Угнездившись кое-как за столом, оживленно радуясь подзабытой студенческой тесноте, толчкам и шуткам с разных сторон, заговорили почти все одновременно. Лида, направляя взгляд Перелыгина с одного на другого, потихоньку рассказывала, кто есть кто. Кроме художников были трое «посторонних» – композитор, писатель и кинорежиссер. Перелыгин вдруг украдкой рассмеялся. Лида вопросительно взглянула на него.
– Странная штука. – Перелыгин спрятал улыбку. – Песни композитора слышал, фильмы режиссера смотрел, книжек писателя не читал, но имя знакомо, а картин ничьих не видел – особняком стоит художник от народных масс.
– Не кажется ли вам, что наша вера в силу страны сильно преувеличена, в чем? – звонкий, уже разгоряченный голос, возникший из общего гула, принадлежал высокому человеку лет тридцати пяти, с длинными прямыми до плеч, русыми волосами, в джинсах и светло-сиреневой футболке.
– Ленечка Дресвянин, феноменальный колорист, – шепнула Лида.
– Сильная страна так себя не ведет. – Дресвянин растопыренной пятерней забросил назад волосы. – Не можем справиться с одним человеком. Сильная страна сказала бы: ты, хотя и генсек, ступай от греха подальше.
– Предлагаете побыстрей или поосторожней от старого отрекаться? – Композитор сложил было руки на груди, но из-за тесноты опустил их вниз, зажав между коленями. – Мы ведь как хотим: чтобы и конюшни авгиевы были чистыми, и нам, лошадкам породистым, народным поводырям, ноги не поломали. Так?

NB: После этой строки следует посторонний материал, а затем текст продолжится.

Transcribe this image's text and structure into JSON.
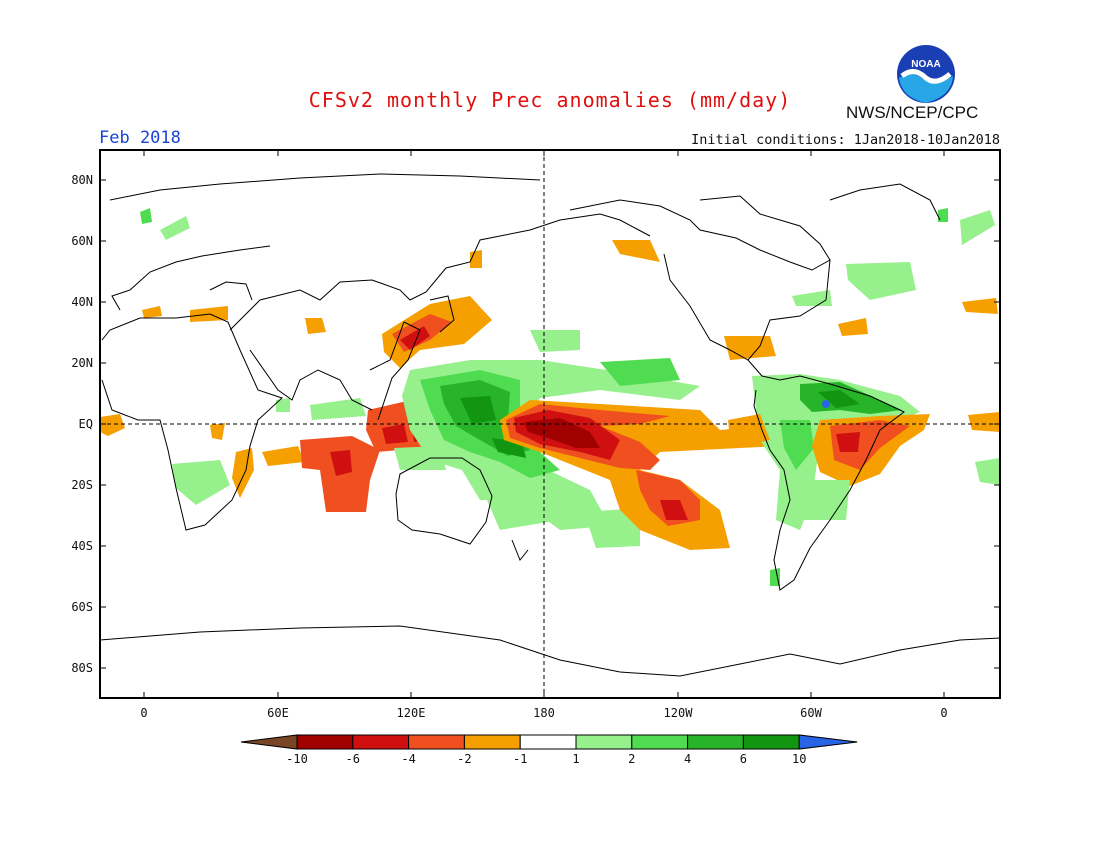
{
  "header": {
    "title": "CFSv2 monthly Prec anomalies (mm/day)",
    "month": "Feb 2018",
    "initial_conditions": "Initial conditions: 1Jan2018-10Jan2018",
    "org": "NWS/NCEP/CPC",
    "logo_text": "NOAA"
  },
  "axes": {
    "lat_labels": [
      "80N",
      "60N",
      "40N",
      "20N",
      "EQ",
      "20S",
      "40S",
      "60S",
      "80S"
    ],
    "lon_labels": [
      "0",
      "60E",
      "120E",
      "180",
      "120W",
      "60W",
      "0"
    ]
  },
  "colorbar": {
    "labels": [
      "-10",
      "-6",
      "-4",
      "-2",
      "-1",
      "1",
      "2",
      "4",
      "6",
      "10"
    ],
    "colors": {
      "lt_neg10": "#7a4524",
      "neg10_neg6": "#a00000",
      "neg6_neg4": "#d01010",
      "neg4_neg2": "#f05020",
      "neg2_neg1": "#f5a000",
      "neg1_1": "#ffffff",
      "1_2": "#96f08c",
      "2_4": "#50dc50",
      "4_6": "#28b428",
      "6_10": "#129612",
      "gt_10": "#2864e6"
    }
  }
}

– А с чего нам мнить себя поводырем народным? – навис над столом Дресвянин. – В нас генетический страх перед властью, а на дворе – время выбора, и пора кончать трепаться про образованность души, мировую бесконечность и близость к народу. Мы этот народ презираем, только помалкиваем. Ясности и правды про себя боимся, что всегда готовы власти услужить. Из-за развившегося хватательного инстинкта. А она, родимая, нас да-а-вно раскусила. – Он окинул всех смешливым взглядом, удивляясь, что голоса стихли и в полной тишине звучит только его голос, пожал худыми плечами. – Больше служить некому – или власти, или народу, третьего не дано и без служения никак.